If instead Joe filed a bankruptcy and paid $10,500, my fees would be: $5,584.
Wow. In this example Richard is incorrect, because I would actually make more money in a bankruptcy than in a proposal, because the percentage I earn in a bankruptcy, up to a set amount, is actually larger in a bankruptcy than in a proposal. Even better for me, the bankruptcy would be over in 21 months, where it could take me up to five years to get all of my money in a proposal.
Of course I could give you examples where I make more in a proposal; each case is different.
I agree with Richard that a trustee could “potentially leave you exposed to a trustee that is in a position to look out for their own profits, versus what might be best for getting you debt free.” That’s true, but that is true of every “professional” advisor. All business people exist to make a profit. If we don’t make a profit, we are out of business.
Richard does not work for free. I do not work for free. Even not for profit credit counsellors get paid for what they do, as they should.
I will make you this promise: if you meet with me, or any other professional listed on this site, we will explain all of your options.
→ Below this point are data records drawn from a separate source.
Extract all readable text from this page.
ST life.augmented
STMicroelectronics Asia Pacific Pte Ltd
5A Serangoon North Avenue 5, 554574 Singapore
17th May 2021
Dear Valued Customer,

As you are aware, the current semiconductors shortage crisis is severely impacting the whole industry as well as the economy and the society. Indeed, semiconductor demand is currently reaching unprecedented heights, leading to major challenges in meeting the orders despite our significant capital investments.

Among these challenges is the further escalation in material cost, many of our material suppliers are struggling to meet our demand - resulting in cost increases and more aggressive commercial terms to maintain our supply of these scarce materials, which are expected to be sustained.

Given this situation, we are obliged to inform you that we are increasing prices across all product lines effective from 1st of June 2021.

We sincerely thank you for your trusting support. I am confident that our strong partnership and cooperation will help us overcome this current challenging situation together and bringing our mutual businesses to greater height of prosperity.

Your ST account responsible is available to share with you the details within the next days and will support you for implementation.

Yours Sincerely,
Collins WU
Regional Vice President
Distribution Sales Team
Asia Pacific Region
We will give you all of the facts, and let you decide.
In some cases, I will tell you to call Richard because a debt settlement is the best option for you. In some cases I’ll tell you to talk to your accountant, or a mortgage broker, or a credit counsellor. I will also explain the costs of bankruptcy and a consumer proposal, and if you ask, I will tell you exactly how much I will get paid in each option.
Why am I open and transparent? Because after 25 years in this business, a significant portion of my work is from referrals from people I have helped in the past, and if I was just in it for the money I would not have thousands of people willing to refer friends and family to me for help.
As always, research your options, crunch the numbers, and make an informed decision.
To help, here are some more reasons why a proposal might be preferable to many over bankruptcy.
10 more reasons why a consumer proposal is better than a bankruptcy.
- Your payment is fixed, even it your income increases. If you expect your income to increase, or if you simply want the certainty of knowing what your payment will be each month, a proposal may be the solution for you.
- Less “homework” is required. Unlike a bankruptcy where you are required to submit proof of your income (paystubs and budgets) each month to calculate potential surplus income, in a consumer proposal there are no monthly reports required. You will meet with your administrator to work out a plan, and once it’s approved, that’s it! You simply make your payments each month until your plan is completed.
- It may or may not be better for your credit rating. A consumer proposal is an R7 (not great) but a bankruptcy is an R9 (even worse). If this is your second bankruptcy, a proposal will come off your report sooner.
- It gives the exact same legal protection against collection agents, wage garnishments, phone calls etc.
- Employment is usually unaffected (in a bankruptcy you cannot be bondable which some employers require and certain professionals cannot go bankrupt)
- Retain control of all of your assets that you might lose in a bankruptcy (your car, house, RESP’s etc)
- You don’t lose your tax refund (in a bankruptcy you lose any tax refunds due to you up to the year of bankruptcy)
- Can be paid off early. While your total payments are fixed, you can make extra or early payments without penalty.
- Bankruptcy is not open-ended, meaning if your bankruptcy is 21 months, you are in the legal state of bankruptcy regardless how soon you make your payments
- Creditors can’t change their mind once a proposal is accepted. If a creditor objects to your bankruptcy ending (your discharge), you are required to attend a court hearing. Since a proposal is approved by the creditors at the start of the process, there is no court hearing.